人気お笑い芸人・次長課長の河本準一(37)の謝罪会見で問題は収束するかのようにみえた生活保護受給騒動。もはや戦線は拡大し、芸能界のあちらこちらで火の手が上がっている。そこには、庶民の心を代弁する「正義」がある一方、どこか「イヤーな感じ」が......。(【1】から続く)

 河本問題を追及し、一気に"時の人"となった自民党の片山さつき参院議員。この問題でメディアに出ずっぱりの彼女は、いまや「ナマポ」追及の急先鋒とされているが、同時に批判の声も大きくなってきている。

 一連の騒動をよく見ると、片山氏の発言を端緒にネットが盛り上がり、虚実ないまぜに〝発火″しているのがわかる。

「報道ステーションSUNDAY」(テレビ朝日系、5月27日放送)で、片山氏はハンカチを頬に添えて、「河本さんと仲の良い千原せいじさんという同じ事務所の方が、番組で一方的に私たちを批判した上に、『片山の夫の会社を潰す』っていうことを公共の電波でおっしゃって......」と「脅迫」があったことを訴えた。実際、この千原発言に反応した一般人から脅しめいた言葉を浴びせられたこともあったという。

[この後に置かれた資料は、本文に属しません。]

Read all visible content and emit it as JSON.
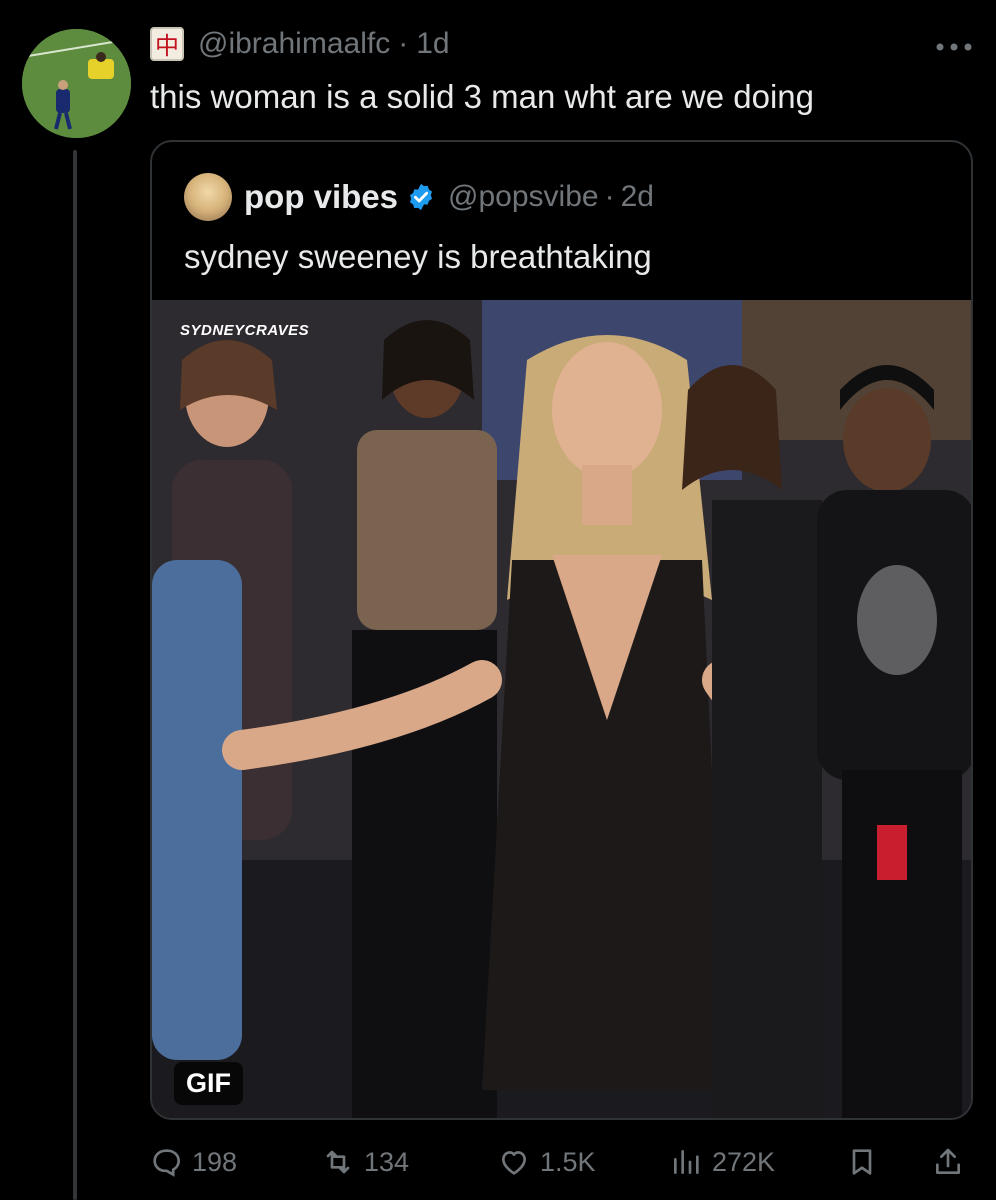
{
  "tweet": {
    "avatar_icon": "profile-avatar",
    "flair_icon": "mahjong-red-dragon-icon",
    "flair_glyph": "中",
    "handle": "@ibrahimaalfc",
    "separator": "·",
    "time": "1d",
    "text": "this woman is a solid 3 man wht are we doing",
    "more_icon": "ellipsis-icon"
  },
  "quote": {
    "name": "pop vibes",
    "verified_icon": "verified-badge-icon",
    "handle": "@popsvibe",
    "separator": "·",
    "time": "2d",
    "text": "sydney sweeney is breathtaking",
    "media": {
      "watermark": "SYDNEYCRAVES",
      "badge": "GIF"
    }
  },
  "actions": {
    "reply": {
      "icon": "reply-icon",
      "count": "198"
    },
    "retweet": {
      "icon": "retweet-icon",
      "count": "134"
    },
    "like": {
      "icon": "heart-icon",
      "count": "1.5K"
    },
    "views": {
      "icon": "views-icon",
      "count": "272K"
    },
    "bookmark": {
      "icon": "bookmark-icon"
    },
    "share": {
      "icon": "share-icon"
    }
  },
  "colors": {
    "background": "#000000",
    "text": "#e7e9ea",
    "muted": "#71767b",
    "border": "#2f3336",
    "verified": "#1d9bf0"
  }
}
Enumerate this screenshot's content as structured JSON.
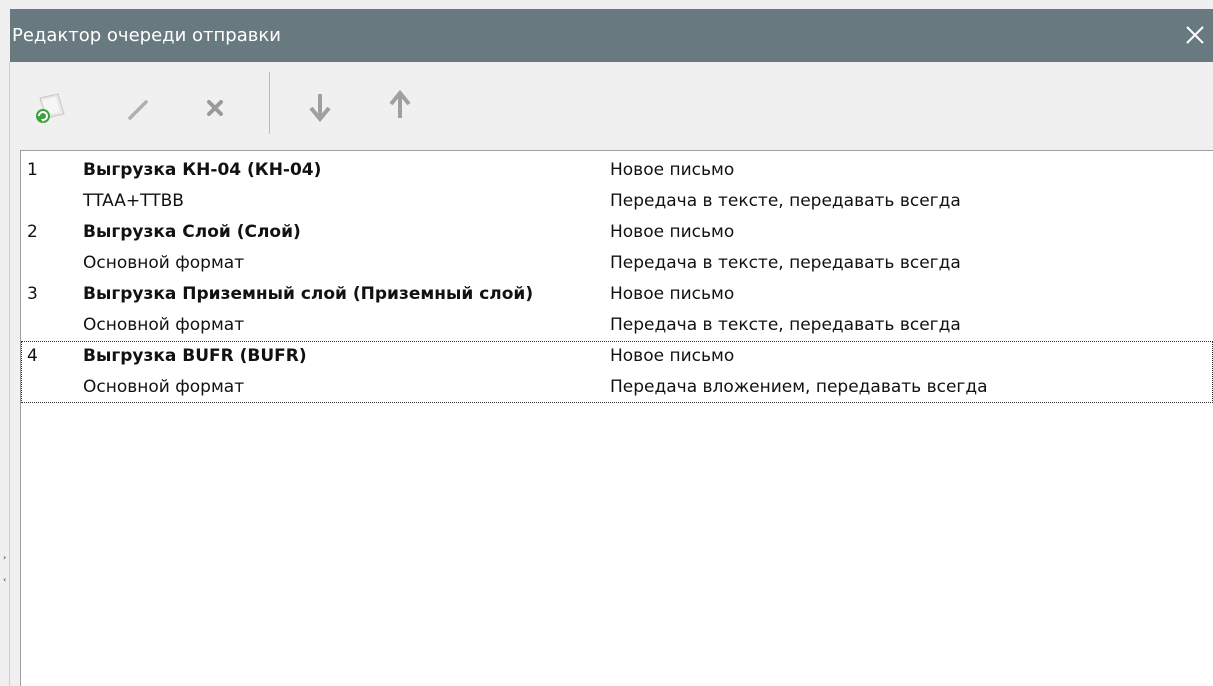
{
  "window": {
    "title": "Редактор очереди отправки",
    "titlebar_color": "#687a80"
  },
  "toolbar": {
    "buttons": [
      {
        "name": "add-button",
        "icon": "add-document-icon",
        "label": ""
      },
      {
        "name": "edit-button",
        "icon": "pencil-icon",
        "label": ""
      },
      {
        "name": "delete-button",
        "icon": "x-icon",
        "label": ""
      },
      {
        "name": "move-down-button",
        "icon": "arrow-down-icon",
        "label": ""
      },
      {
        "name": "move-up-button",
        "icon": "arrow-up-icon",
        "label": ""
      }
    ]
  },
  "queue": {
    "items": [
      {
        "num": "1",
        "name": "Выгрузка КН-04 (КН-04)",
        "format": "TTAA+TTBB",
        "letter": "Новое письмо",
        "transfer": "Передача в тексте, передавать всегда"
      },
      {
        "num": "2",
        "name": "Выгрузка Слой (Слой)",
        "format": "Основной формат",
        "letter": "Новое письмо",
        "transfer": "Передача в тексте, передавать всегда"
      },
      {
        "num": "3",
        "name": "Выгрузка Приземный слой (Приземный слой)",
        "format": "Основной формат",
        "letter": "Новое письмо",
        "transfer": "Передача в тексте, передавать всегда"
      },
      {
        "num": "4",
        "name": "Выгрузка BUFR (BUFR)",
        "format": "Основной формат",
        "letter": "Новое письмо",
        "transfer": "Передача вложением, передавать всегда"
      }
    ],
    "focused_index": 3
  }
}
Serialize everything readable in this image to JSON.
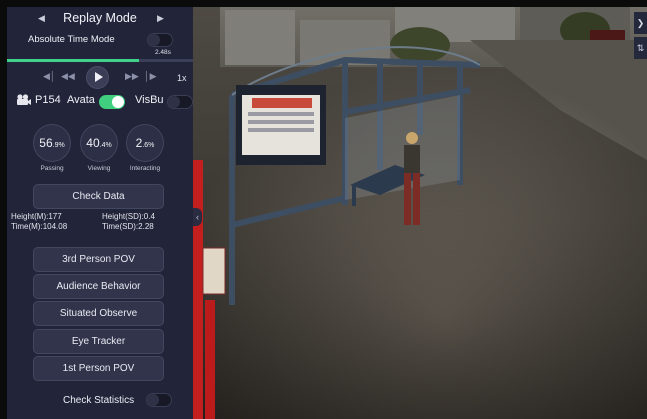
{
  "panel": {
    "mode_title": "Replay Mode",
    "absolute_time_label": "Absolute Time Mode",
    "absolute_time_on": false,
    "time_value": "2.48s",
    "progress_fraction": 0.71,
    "speed_label": "1x",
    "participant_label": "P154",
    "avatar_label": "Avata",
    "avatar_on": true,
    "visbu_label": "VisBu",
    "visbu_on": false,
    "stats": [
      {
        "value": "56",
        "unit": ".9%",
        "label": "Passing"
      },
      {
        "value": "40",
        "unit": ".4%",
        "label": "Viewing"
      },
      {
        "value": "2",
        "unit": ".6%",
        "label": "Interacting"
      }
    ],
    "check_data_label": "Check Data",
    "metrics": {
      "height_mean": "Height(M):177",
      "height_sd": "Height(SD):0.4",
      "time_mean": "Time(M):104.08",
      "time_sd": "Time(SD):2.28"
    },
    "buttons": [
      "3rd Person POV",
      "Audience Behavior",
      "Situated Observe",
      "Eye Tracker",
      "1st Person POV"
    ],
    "check_statistics_label": "Check Statistics",
    "check_statistics_on": false
  },
  "colors": {
    "panel_bg": "#22253a",
    "accent_green": "#40d28b",
    "button_bg": "#31344b"
  },
  "icons": {
    "prev": "chevron-left-icon",
    "next": "chevron-right-icon",
    "participant": "camera-icon",
    "collapse": "chevron-left-icon"
  }
}
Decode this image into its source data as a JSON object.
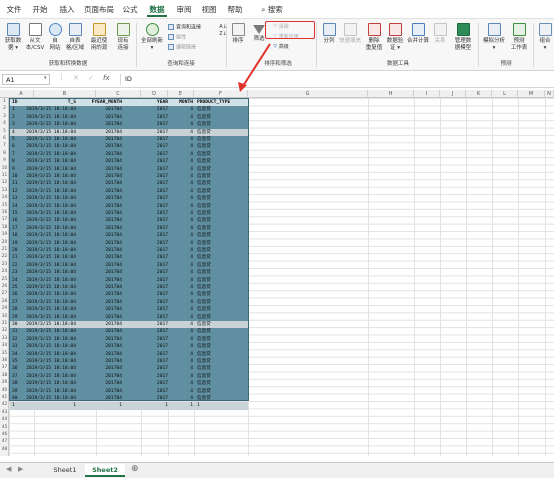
{
  "menu": {
    "tabs": [
      "文件",
      "开始",
      "插入",
      "页面布局",
      "公式",
      "数据",
      "审阅",
      "视图",
      "帮助"
    ],
    "active": "数据",
    "search": "搜索"
  },
  "ribbon": {
    "get_data": "获取数\n据 ▾",
    "from_csv": "从文\n本/CSV",
    "from_web": "自\n网站",
    "from_table": "自表\n格/区域",
    "recent": "最近使\n用的源",
    "existing": "现有\n连接",
    "group1": "获取和转换数据",
    "refresh_all": "全部刷新\n▾",
    "queries": "查询和连接",
    "properties": "属性",
    "edit_links": "编辑链接",
    "group2": "查询和连接",
    "sort": "排序",
    "filter": "筛选",
    "clear": "清除",
    "reapply": "重新应用",
    "advanced": "高级",
    "group3": "排序和筛选",
    "split": "分列",
    "flash": "快速填充",
    "remove_dup": "删除\n重复值",
    "validation": "数据验\n证 ▾",
    "consolidate": "合并计算",
    "relations": "关系",
    "data_model": "管理数\n据模型",
    "group4": "数据工具",
    "whatif": "模拟分析\n▾",
    "forecast": "预测\n工作表",
    "group5": "预测",
    "outline": "组合\n▾"
  },
  "formula_bar": {
    "cell": "A1",
    "content": "ID"
  },
  "columns": [
    "A",
    "B",
    "C",
    "D",
    "E",
    "F",
    "G",
    "H",
    "I",
    "J",
    "K",
    "L",
    "M",
    "N"
  ],
  "table": {
    "headers": [
      "ID",
      "T_S",
      "FYEAR_MONTH",
      "YEAR",
      "MONTH",
      "PRODUCT_TYPE"
    ],
    "rows": [
      [
        "1",
        "2019/3/15 18:18:04",
        "201704",
        "2017",
        "4",
        "信息贷"
      ],
      [
        "2",
        "2019/3/15 18:18:04",
        "201704",
        "2017",
        "4",
        "信息贷"
      ],
      [
        "3",
        "2019/3/15 18:18:04",
        "201704",
        "2017",
        "4",
        "信息贷"
      ],
      [
        "4",
        "2019/3/15 18:18:04",
        "201704",
        "2017",
        "4",
        "信息贷"
      ],
      [
        "5",
        "2019/3/15 18:18:04",
        "201704",
        "2017",
        "4",
        "信息贷"
      ],
      [
        "6",
        "2019/3/15 18:18:04",
        "201704",
        "2017",
        "4",
        "信息贷"
      ],
      [
        "7",
        "2019/3/15 18:18:04",
        "201704",
        "2017",
        "4",
        "信息贷"
      ],
      [
        "8",
        "2019/3/15 18:18:04",
        "201704",
        "2017",
        "4",
        "信息贷"
      ],
      [
        "9",
        "2019/3/15 18:18:04",
        "201704",
        "2017",
        "4",
        "信息贷"
      ],
      [
        "10",
        "2019/3/15 18:18:04",
        "201704",
        "2017",
        "4",
        "信息贷"
      ],
      [
        "11",
        "2019/3/15 18:18:04",
        "201704",
        "2017",
        "4",
        "信息贷"
      ],
      [
        "12",
        "2019/3/15 18:18:04",
        "201704",
        "2017",
        "4",
        "信息贷"
      ],
      [
        "13",
        "2019/3/15 18:18:04",
        "201704",
        "2017",
        "4",
        "信息贷"
      ],
      [
        "14",
        "2019/3/15 18:18:04",
        "201704",
        "2017",
        "4",
        "信息贷"
      ],
      [
        "15",
        "2019/3/15 18:18:04",
        "201704",
        "2017",
        "4",
        "信息贷"
      ],
      [
        "16",
        "2019/3/15 18:18:04",
        "201704",
        "2017",
        "4",
        "信息贷"
      ],
      [
        "17",
        "2019/3/15 18:18:04",
        "201704",
        "2017",
        "4",
        "信息贷"
      ],
      [
        "18",
        "2019/3/15 18:18:04",
        "201704",
        "2017",
        "4",
        "信息贷"
      ],
      [
        "19",
        "2019/3/15 18:18:04",
        "201704",
        "2017",
        "4",
        "信息贷"
      ],
      [
        "20",
        "2019/3/15 18:18:04",
        "201704",
        "2017",
        "4",
        "信息贷"
      ],
      [
        "21",
        "2019/3/15 18:18:04",
        "201704",
        "2017",
        "4",
        "信息贷"
      ],
      [
        "22",
        "2019/3/15 18:18:04",
        "201704",
        "2017",
        "4",
        "信息贷"
      ],
      [
        "23",
        "2019/3/15 18:18:04",
        "201704",
        "2017",
        "4",
        "信息贷"
      ],
      [
        "24",
        "2019/3/15 18:18:04",
        "201704",
        "2017",
        "4",
        "信息贷"
      ],
      [
        "25",
        "2019/3/15 18:18:04",
        "201704",
        "2017",
        "4",
        "信息贷"
      ],
      [
        "26",
        "2019/3/15 18:18:04",
        "201704",
        "2017",
        "4",
        "信息贷"
      ],
      [
        "27",
        "2019/3/15 18:18:04",
        "201704",
        "2017",
        "4",
        "信息贷"
      ],
      [
        "28",
        "2019/3/15 18:18:04",
        "201704",
        "2017",
        "4",
        "信息贷"
      ],
      [
        "29",
        "2019/3/15 18:18:04",
        "201704",
        "2017",
        "4",
        "信息贷"
      ],
      [
        "30",
        "2019/3/15 18:18:04",
        "201704",
        "2017",
        "4",
        "信息贷"
      ],
      [
        "31",
        "2019/3/15 18:18:04",
        "201704",
        "2017",
        "4",
        "信息贷"
      ],
      [
        "32",
        "2019/3/15 18:18:04",
        "201704",
        "2017",
        "4",
        "信息贷"
      ],
      [
        "33",
        "2019/3/15 18:18:04",
        "201704",
        "2017",
        "4",
        "信息贷"
      ],
      [
        "34",
        "2019/3/15 18:18:04",
        "201704",
        "2017",
        "4",
        "信息贷"
      ],
      [
        "35",
        "2019/3/15 18:18:04",
        "201704",
        "2017",
        "4",
        "信息贷"
      ],
      [
        "36",
        "2019/3/15 18:18:04",
        "201704",
        "2017",
        "4",
        "信息贷"
      ],
      [
        "37",
        "2019/3/15 18:18:04",
        "201704",
        "2017",
        "4",
        "信息贷"
      ],
      [
        "38",
        "2019/3/15 18:18:04",
        "201704",
        "2017",
        "4",
        "信息贷"
      ],
      [
        "39",
        "2019/3/15 18:18:04",
        "201704",
        "2017",
        "4",
        "信息贷"
      ],
      [
        "40",
        "2019/3/15 18:18:04",
        "201704",
        "2017",
        "4",
        "信息贷"
      ],
      [
        "1",
        "1",
        "1",
        "1",
        "1",
        "1"
      ]
    ]
  },
  "sheets": [
    "Sheet1",
    "Sheet2"
  ],
  "active_sheet": "Sheet2",
  "add_sheet": "⊕",
  "colors": {
    "accent": "#217346",
    "table_fill": "#5f8fa0",
    "highlight": "#e0312b"
  }
}
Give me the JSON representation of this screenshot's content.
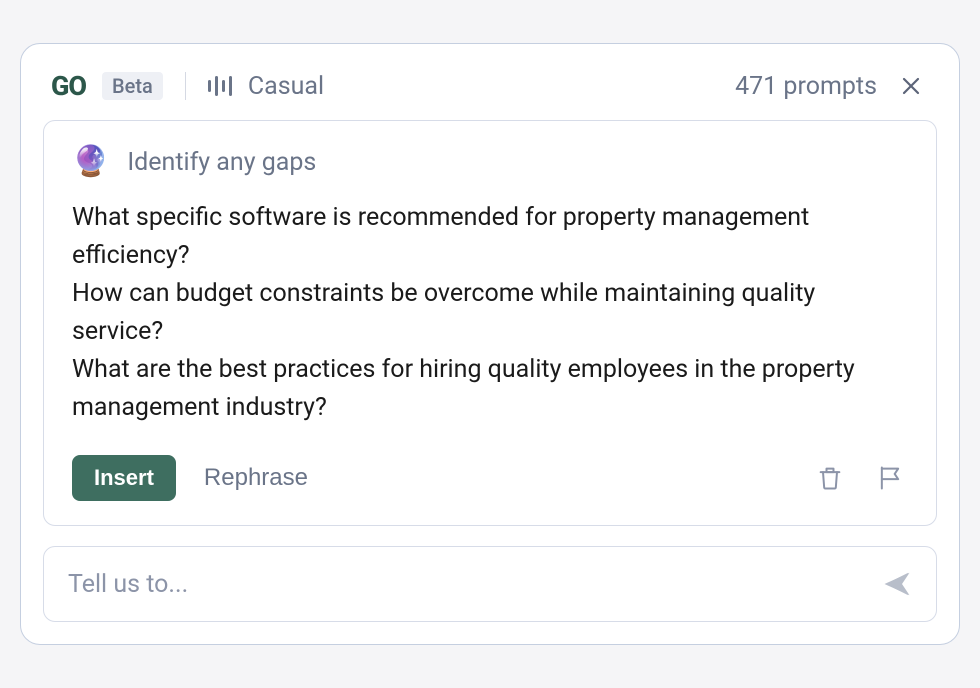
{
  "header": {
    "logo": "GO",
    "beta_label": "Beta",
    "tone_label": "Casual",
    "prompt_count": "471 prompts"
  },
  "card": {
    "icon": "🔮",
    "title": "Identify any gaps",
    "body": "What specific software is recommended for property management efficiency?\nHow can budget constraints be overcome while maintaining quality service?\nWhat are the best practices for hiring quality employees in the property management industry?",
    "insert_label": "Insert",
    "rephrase_label": "Rephrase"
  },
  "input": {
    "placeholder": "Tell us to..."
  }
}
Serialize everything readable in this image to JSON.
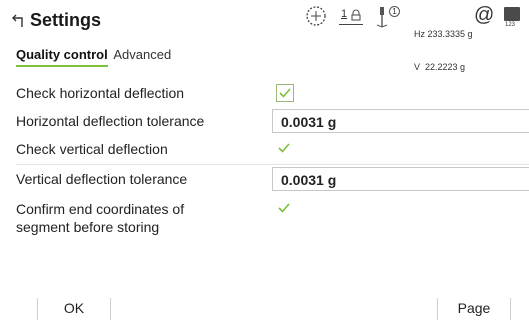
{
  "header": {
    "title": "Settings",
    "back_icon": "back-arrow-icon",
    "status": {
      "target_icon": "dotted-circle-target-icon",
      "face_label": "1",
      "prism_icon": "prism-pole-icon",
      "prism_number": "1",
      "hz": "Hz 233.3335 g",
      "v": "V  22.2223 g",
      "at_icon": "@",
      "battery_label": "123"
    }
  },
  "tabs": [
    {
      "label": "Quality control",
      "active": true
    },
    {
      "label": "Advanced",
      "active": false
    }
  ],
  "rows": [
    {
      "label": "Check horizontal deflection",
      "type": "checkbox",
      "checked": true
    },
    {
      "label": "Horizontal deflection tolerance",
      "type": "value",
      "value": "0.0031 g"
    },
    {
      "label": "Check vertical deflection",
      "type": "checkbox",
      "checked": true
    },
    {
      "label": "Vertical deflection tolerance",
      "type": "value",
      "value": "0.0031 g"
    },
    {
      "label_line1": "Confirm end coordinates of",
      "label_line2": "segment before storing",
      "type": "checkbox",
      "checked": true
    }
  ],
  "softkeys": {
    "ok": "OK",
    "page": "Page"
  },
  "colors": {
    "accent_green": "#7cbf3a",
    "check_green": "#7cbf3a"
  }
}
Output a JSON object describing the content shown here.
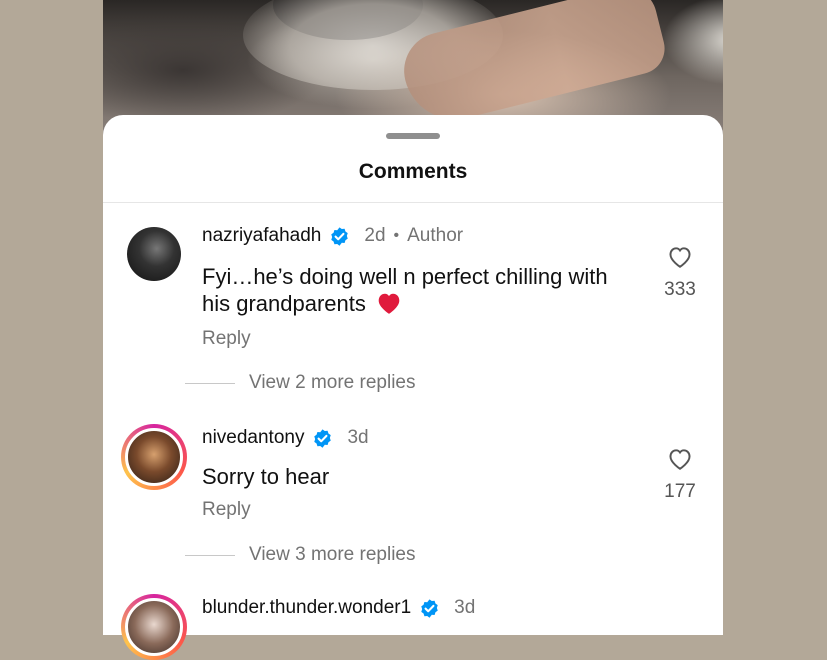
{
  "sheet": {
    "title": "Comments"
  },
  "comments": [
    {
      "username": "nazriyafahadh",
      "time": "2d",
      "separator": "•",
      "tag": "Author",
      "text": "Fyi…he’s doing well n perfect chilling with his grandparents",
      "emoji": "red-heart-icon",
      "reply_label": "Reply",
      "view_replies": "View 2 more replies",
      "likes": "333"
    },
    {
      "username": "nivedantony",
      "time": "3d",
      "text": "Sorry to hear",
      "reply_label": "Reply",
      "view_replies": "View 3 more replies",
      "likes": "177"
    },
    {
      "username": "blunder.thunder.wonder1",
      "time": "3d"
    }
  ],
  "colors": {
    "verified": "#0095f6",
    "heart": "#e01a3c",
    "muted": "#737373"
  }
}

 これにネットが反応し、〈片山さんに対して、メディアや様々な組織から酷い批判や嫌がらせがあるのは恐ろしいです〉
〈千原は脅迫容疑で逮捕や! 片山は正しい〉
 などと一気に過熟した。

 しかし、実際は若干ニュアンスが違う。実際の千原発言は、出演していたテレビ番組の画面が切り替わる直前、千原が雑談のような形で、「えっ、旦那さん、けっこうデカい会社潰してたん――」と口にしたものだ。語尾は聞き取りにくいものの、「潰す」という脅しのニュアンスはない。それがネット上で「千原が片山さつきを脅迫」と歪曲されて流れ、片山氏の発言でいっそう話が独り歩きした形だ。

「片山さんはネット上の"味方"が多く、主張している内容もネットが主なソースと思われるものが多い。実は、千原の件のように、片山さんの"勘違い"や"早とちり"の情報がネットの怒りを煽り立てて、騒動が余計に複雑になっている側面もあるんです」

 そうため息をつくのは、ある吉本関係者だ。